An ode to Cafe Viva, the Upper West Side’s most distinctive kosher pizzeria

(New York Jewish Week) — I can’t believe I’ll never have another Bella. Or Azteca. Or Zen.

These unique pizza slices, made with whole wheat or corn crusts, topped with feta, red peppers, corn, whole garlic cloves, pesto and more, were specialties of Cafe Viva Gourmet Pizza, a longstanding kosher pizza place on Broadway between 97th and 98th Streets.

The Upper West Side establishment, which had been open for three decades, abruptly closed its business on Monday. My family had ordered a Viva pie just three days earlier, not knowing it would be our last.

As a member of its devoted customer base, I was shocked to learn its business was on shaky ground, as its owner Tony Iracani told the blog I Love the Upper West Side, which broke the news of the closure. My friends and I immediately began texting each other about the terrible news, quickly realizing we had “survivor’s guilt.” Though we all considered ourselves regulars, we worried: Had we done enough to keep this beloved pizzeria in business?

When I first moved to the Upper West Side in 2012, I lived around the corner from Viva. I ate there or picked up a slice (or three) to take home on so many occasions that I shudder to think how my bank account was affected by the restaurant over these last 11 years.

There was one Saturday night in 2018, immediately after Passover ended, that my husband and I bolted over to Viva to have our first taste of leavened pizza perfection. The following evening, we went in search of a satisfying but easy dinner before we had fully restocked our post-Passover pantry — and found ourselves right back at Viva 24 hours later.

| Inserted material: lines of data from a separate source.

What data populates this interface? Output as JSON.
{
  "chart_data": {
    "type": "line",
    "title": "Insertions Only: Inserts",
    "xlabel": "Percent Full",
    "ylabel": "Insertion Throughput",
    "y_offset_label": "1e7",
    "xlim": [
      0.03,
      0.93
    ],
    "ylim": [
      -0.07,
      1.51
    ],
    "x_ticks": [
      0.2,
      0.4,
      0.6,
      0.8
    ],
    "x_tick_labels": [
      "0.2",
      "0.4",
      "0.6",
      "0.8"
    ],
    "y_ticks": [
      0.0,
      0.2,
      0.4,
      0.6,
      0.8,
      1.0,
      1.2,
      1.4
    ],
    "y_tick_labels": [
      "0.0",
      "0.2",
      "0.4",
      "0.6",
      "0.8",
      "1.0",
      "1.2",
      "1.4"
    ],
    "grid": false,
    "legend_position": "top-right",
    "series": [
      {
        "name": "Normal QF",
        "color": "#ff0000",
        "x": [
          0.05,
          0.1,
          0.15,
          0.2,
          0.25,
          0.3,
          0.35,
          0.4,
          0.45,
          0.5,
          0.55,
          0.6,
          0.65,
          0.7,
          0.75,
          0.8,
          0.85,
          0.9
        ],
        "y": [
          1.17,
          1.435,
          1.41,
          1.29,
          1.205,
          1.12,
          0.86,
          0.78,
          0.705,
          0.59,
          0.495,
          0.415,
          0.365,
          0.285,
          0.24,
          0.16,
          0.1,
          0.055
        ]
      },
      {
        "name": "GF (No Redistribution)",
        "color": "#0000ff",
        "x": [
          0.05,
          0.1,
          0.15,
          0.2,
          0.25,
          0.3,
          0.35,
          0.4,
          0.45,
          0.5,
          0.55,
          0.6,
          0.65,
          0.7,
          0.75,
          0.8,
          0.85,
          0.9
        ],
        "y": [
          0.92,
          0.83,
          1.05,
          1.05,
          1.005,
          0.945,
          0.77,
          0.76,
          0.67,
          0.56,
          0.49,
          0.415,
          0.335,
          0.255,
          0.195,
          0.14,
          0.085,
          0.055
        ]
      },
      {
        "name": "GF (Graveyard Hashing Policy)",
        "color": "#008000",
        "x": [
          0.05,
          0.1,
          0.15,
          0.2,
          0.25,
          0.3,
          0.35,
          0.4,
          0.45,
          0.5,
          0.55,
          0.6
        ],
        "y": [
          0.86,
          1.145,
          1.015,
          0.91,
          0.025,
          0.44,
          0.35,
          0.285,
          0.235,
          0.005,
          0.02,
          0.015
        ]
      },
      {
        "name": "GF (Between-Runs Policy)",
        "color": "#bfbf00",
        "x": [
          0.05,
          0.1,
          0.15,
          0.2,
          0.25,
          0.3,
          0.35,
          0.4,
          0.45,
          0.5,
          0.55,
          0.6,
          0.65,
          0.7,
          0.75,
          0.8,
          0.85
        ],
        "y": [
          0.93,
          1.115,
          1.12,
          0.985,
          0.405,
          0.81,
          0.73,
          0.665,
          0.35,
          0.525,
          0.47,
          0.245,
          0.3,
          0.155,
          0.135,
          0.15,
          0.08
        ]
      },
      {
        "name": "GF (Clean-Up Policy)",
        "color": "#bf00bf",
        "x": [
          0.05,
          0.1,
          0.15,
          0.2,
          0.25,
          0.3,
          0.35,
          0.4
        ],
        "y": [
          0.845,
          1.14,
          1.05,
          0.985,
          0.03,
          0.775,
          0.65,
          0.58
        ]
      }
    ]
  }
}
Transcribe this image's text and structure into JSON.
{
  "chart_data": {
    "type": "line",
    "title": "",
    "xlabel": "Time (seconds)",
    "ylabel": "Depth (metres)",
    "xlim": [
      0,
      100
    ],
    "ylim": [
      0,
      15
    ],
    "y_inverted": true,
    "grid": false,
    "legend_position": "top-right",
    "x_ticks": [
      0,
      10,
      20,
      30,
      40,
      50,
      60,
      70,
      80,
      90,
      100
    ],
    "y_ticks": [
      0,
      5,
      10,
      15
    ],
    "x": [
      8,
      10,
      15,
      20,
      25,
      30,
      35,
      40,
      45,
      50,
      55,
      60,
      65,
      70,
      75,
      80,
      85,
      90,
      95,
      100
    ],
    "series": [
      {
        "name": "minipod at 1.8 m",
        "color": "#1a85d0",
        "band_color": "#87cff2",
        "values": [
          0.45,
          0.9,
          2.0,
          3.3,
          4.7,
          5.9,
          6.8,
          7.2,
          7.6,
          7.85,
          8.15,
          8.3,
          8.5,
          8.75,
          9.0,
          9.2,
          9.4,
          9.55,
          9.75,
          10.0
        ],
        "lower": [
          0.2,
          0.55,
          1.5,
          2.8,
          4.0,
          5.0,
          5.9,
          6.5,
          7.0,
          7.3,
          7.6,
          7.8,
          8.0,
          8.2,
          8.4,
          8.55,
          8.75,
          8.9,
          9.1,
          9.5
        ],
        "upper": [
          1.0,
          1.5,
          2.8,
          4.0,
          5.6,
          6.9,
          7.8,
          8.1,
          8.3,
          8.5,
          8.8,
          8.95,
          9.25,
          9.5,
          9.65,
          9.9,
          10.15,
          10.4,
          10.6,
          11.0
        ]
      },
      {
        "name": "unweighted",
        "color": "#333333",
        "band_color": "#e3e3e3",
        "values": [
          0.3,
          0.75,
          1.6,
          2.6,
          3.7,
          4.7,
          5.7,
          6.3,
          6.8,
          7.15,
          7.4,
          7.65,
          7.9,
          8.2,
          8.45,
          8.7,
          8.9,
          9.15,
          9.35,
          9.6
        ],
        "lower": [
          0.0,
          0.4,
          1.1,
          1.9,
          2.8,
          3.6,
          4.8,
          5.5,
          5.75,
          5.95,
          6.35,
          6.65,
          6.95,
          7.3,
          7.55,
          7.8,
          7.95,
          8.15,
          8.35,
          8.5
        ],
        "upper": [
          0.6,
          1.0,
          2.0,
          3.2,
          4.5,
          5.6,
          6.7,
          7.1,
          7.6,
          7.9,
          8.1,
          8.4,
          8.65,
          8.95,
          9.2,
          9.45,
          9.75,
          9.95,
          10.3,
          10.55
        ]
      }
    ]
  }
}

The author’s son enjoying a Napoletana pizza from Cafe Viva on a warm day in September 2021. (Courtesy)

During the first year of the pandemic, through pregnancy and my kids’ earliest years, we ordered Viva practically every Saturday night: a large Napoletana — the fancy name given to their regular cheese pie — plus the occasional side of home fries. It was a ritual that grounded us during a destabilizing time.

What made Cafe Viva’s pizza so distinctive? It had specialty slices that were unique. It offered gluten-free and vegan slices before these terms became common, plus bowls of hearty minestrone soup and whole wheat garlic knots that gave me such a smell sensation that it seems unlikely I can forget it anytime soon.

What it was not was a typical kosher pizza joint. For one thing, it ran under an independent kosher supervision, which meant there were plenty of kosher-keepers on the Upper West Side who didn’t feel comfortable eating there. As a kosher-keeper myself, I’ve eaten some objectively terrible pizza, because that was the pizza available to me. But at Viva, we didn’t have to be ashamed of our pizza. Because of its unique menu items, it attracted a wider audience than many “mainstream” kosher establishments. (Want proof? Hip-hop artist Lupe Fiasco declared “it was his spot.”) It was a special pizza place that happened to be kosher.

Once, when Viva changed its rabbinical supervision, my husband, a rabbi, called the restaurant to figure out if he’d still feel comfortable eating there. My husband felt satisfied by their response, but the truly exciting news that came out of the conversation was the suggestion that my husband could become a potential kosher supervisor for Viva. The tantalizing opportunity to get even more Viva in our lives never materialized, but for a brief moment, it felt like a golden ticket.

For now, I’ll have to settle for a homemade Bella pie, topped with spinach, pesto, feta and red onions. It’s better than nothing.